Anyone see why these two dots connect? Here you have not just Cruz, but an entire swath of Republican governance, passing laws designed to keep transgender people from using restrooms appropriate for their identities, interfering with a right so basic it never had to be enumerated before — the right to go to the frickin’ bathroom — and basing it not on their squeamishness that transgender people exist, which at least would be honest, but on some imaginary fear of potential abuse that might happen someday to someone somewhere, maybe.

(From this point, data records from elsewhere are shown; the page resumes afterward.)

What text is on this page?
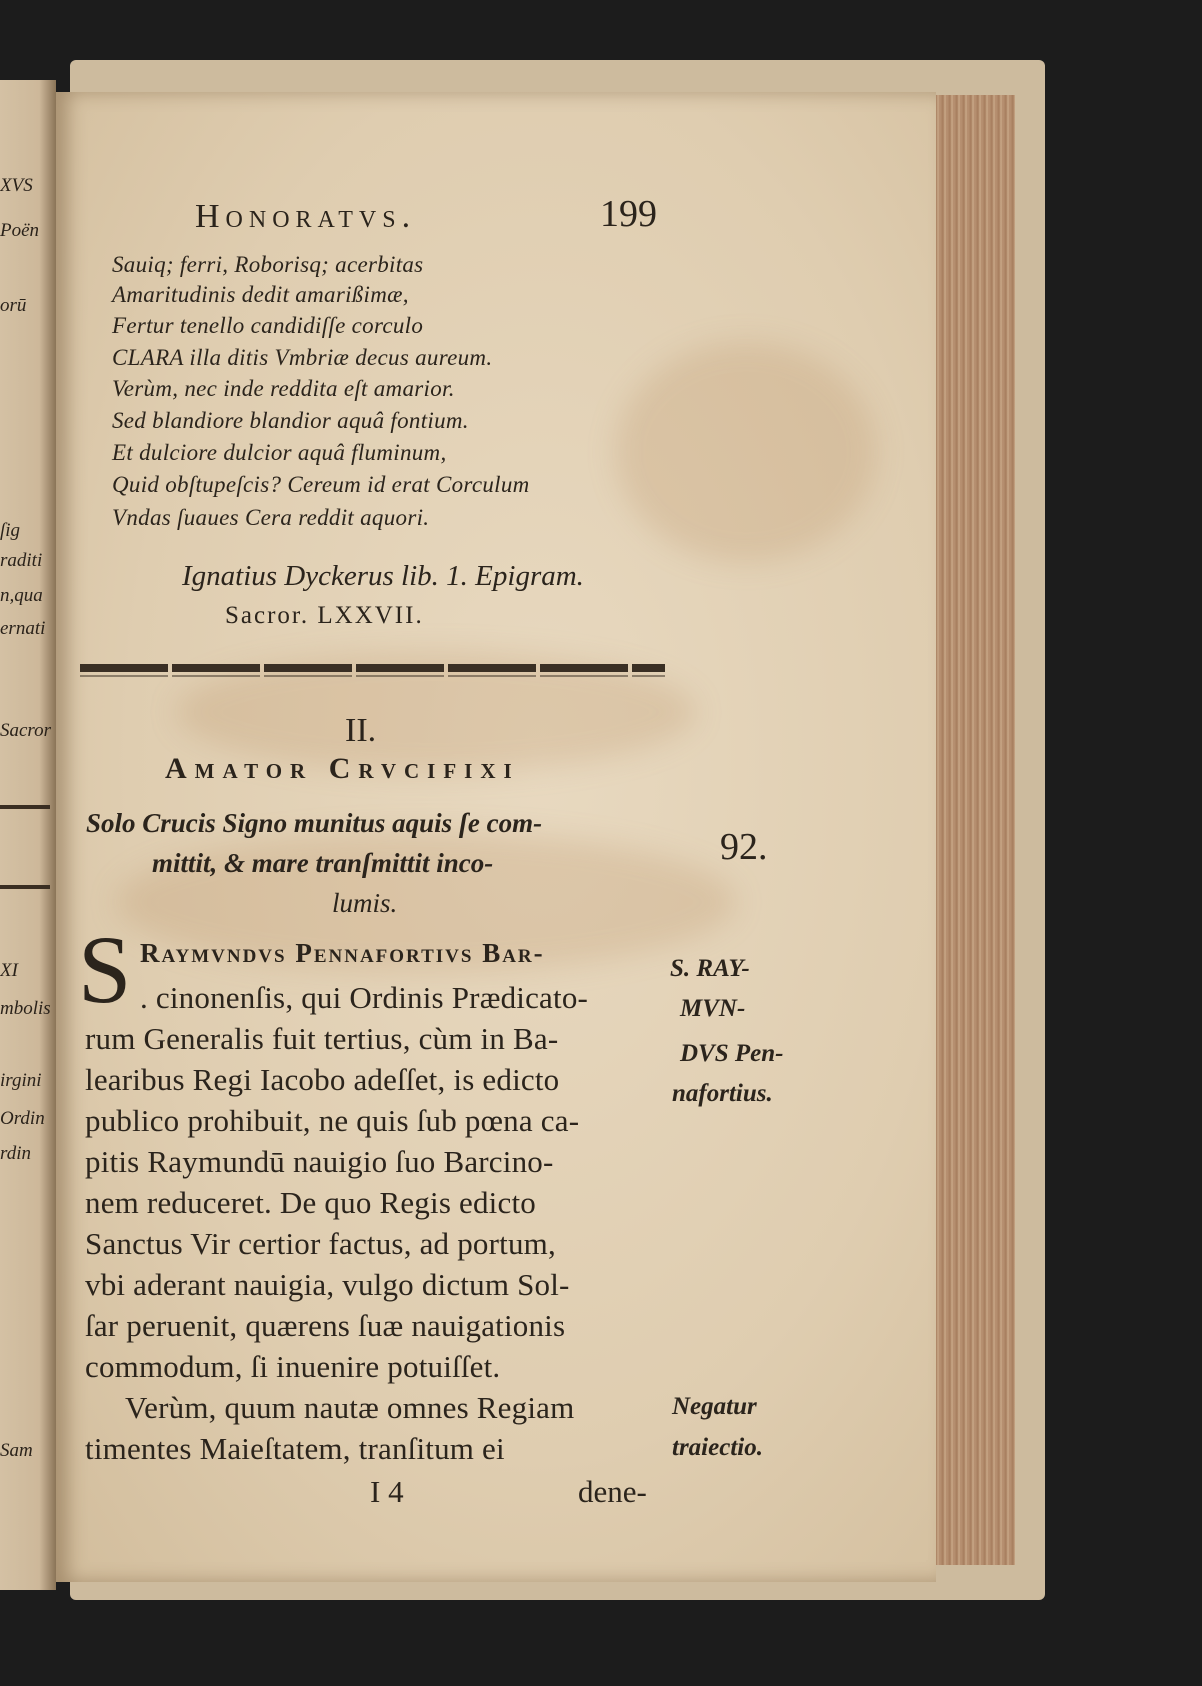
XVS
Poën
orū
ſig
raditi
n,qua
ernati
Sacror
XI
mbolis
irgini
Ordin
rdin
Sam
Honoratvs.	199
Sauiq; ferri, Roborisq; acerbitas
Amaritudinis dedit amarißimæ,
Fertur tenello candidiſſe corculo
CLARA illa ditis Vmbriæ decus aureum.
Verùm, nec inde reddita eſt amarior.
Sed blandiore blandior aquâ fontium.
Et dulciore dulcior aquâ fluminum,
Quid obſtupeſcis? Cereum id erat Corculum
Vndas ſuaues Cera reddit aquori.
Ignatius Dyckerus lib. 1. Epigram.
Sacror. LXXVII.
II.
Amator Crvcifixi
Solo Crucis Signo munitus aquis ſe com-
mittit, & mare tranſmittit inco-
lumis.
92.
S Raymvndvs Pennafortivs Bar-
. cinonenſis, qui Ordinis Prædicato-
rum Generalis fuit tertius, cùm in Ba-
learibus Regi Iacobo adeſſet, is edicto
publico prohibuit, ne quis ſub pœna ca-
pitis Raymundū nauigio ſuo Barcino-
nem reduceret. De quo Regis edicto
Sanctus Vir certior factus, ad portum,
vbi aderant nauigia, vulgo dictum Sol-
ſar peruenit, quærens ſuæ nauigationis
commodum, ſi inuenire potuiſſet.
Verùm, quum nautæ omnes Regiam
timentes Maieſtatem, tranſitum ei
S. RAY-
MVN-
DVS Pen-
nafortius.
Negatur
traiectio.
I 4	dene-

Simultaneously, one of the most powerful Republican legislators in the past 20 years is being sent to the clink for really molesting real boys. I’m sorry, it would make more sense, based on the facts before us, if one’s concern actually were cutting down on molestation, we should bar from public restrooms not transgender persons, but straight Republican men, who have a proven track record of preying upon those who have the misfortune to stray into their clutches.

See the picture yet? Let’s toss in a third dot. Thursday was Take Our Daughters and Sons to Work Day. Lots of precious boys and girls holding tight to mommy or daddy’s hand, heading to the office, gazing in fresh wonder at this marvelous city of Chicago. I had to resist the urge to tap the parents on the shoulder and say, “Before you know it they’re in college.” But they’ll find out. Nor did I have to ask them where, on the list of their concerns for their children, sharing a public bathroom with a transgender person falls, because, as a parent myself, I know it was far beyond the worry they’d drink too many boxes of Juicy Juice and explode.

They still sell connect-the-dots books, by the way. I went on Amazon, plugged in “connect-the-dots’ and 3,943 books came up. Quite a lot, really. Including a surprising number of books for adults, with titles like “Dot-to-Dot Cats: Connect Your Way to Calm.”

That’s the beauty of living in a tangible world and knowing it. You don’t have to draw conclusions based on supposition, bias and fear. You can go and see how things are. You can base your opinions not on guesses, but upon life as it is. I wish someone would tell the Republicans, because they don’t seem to have a clue, and they’re embarrassing themselves.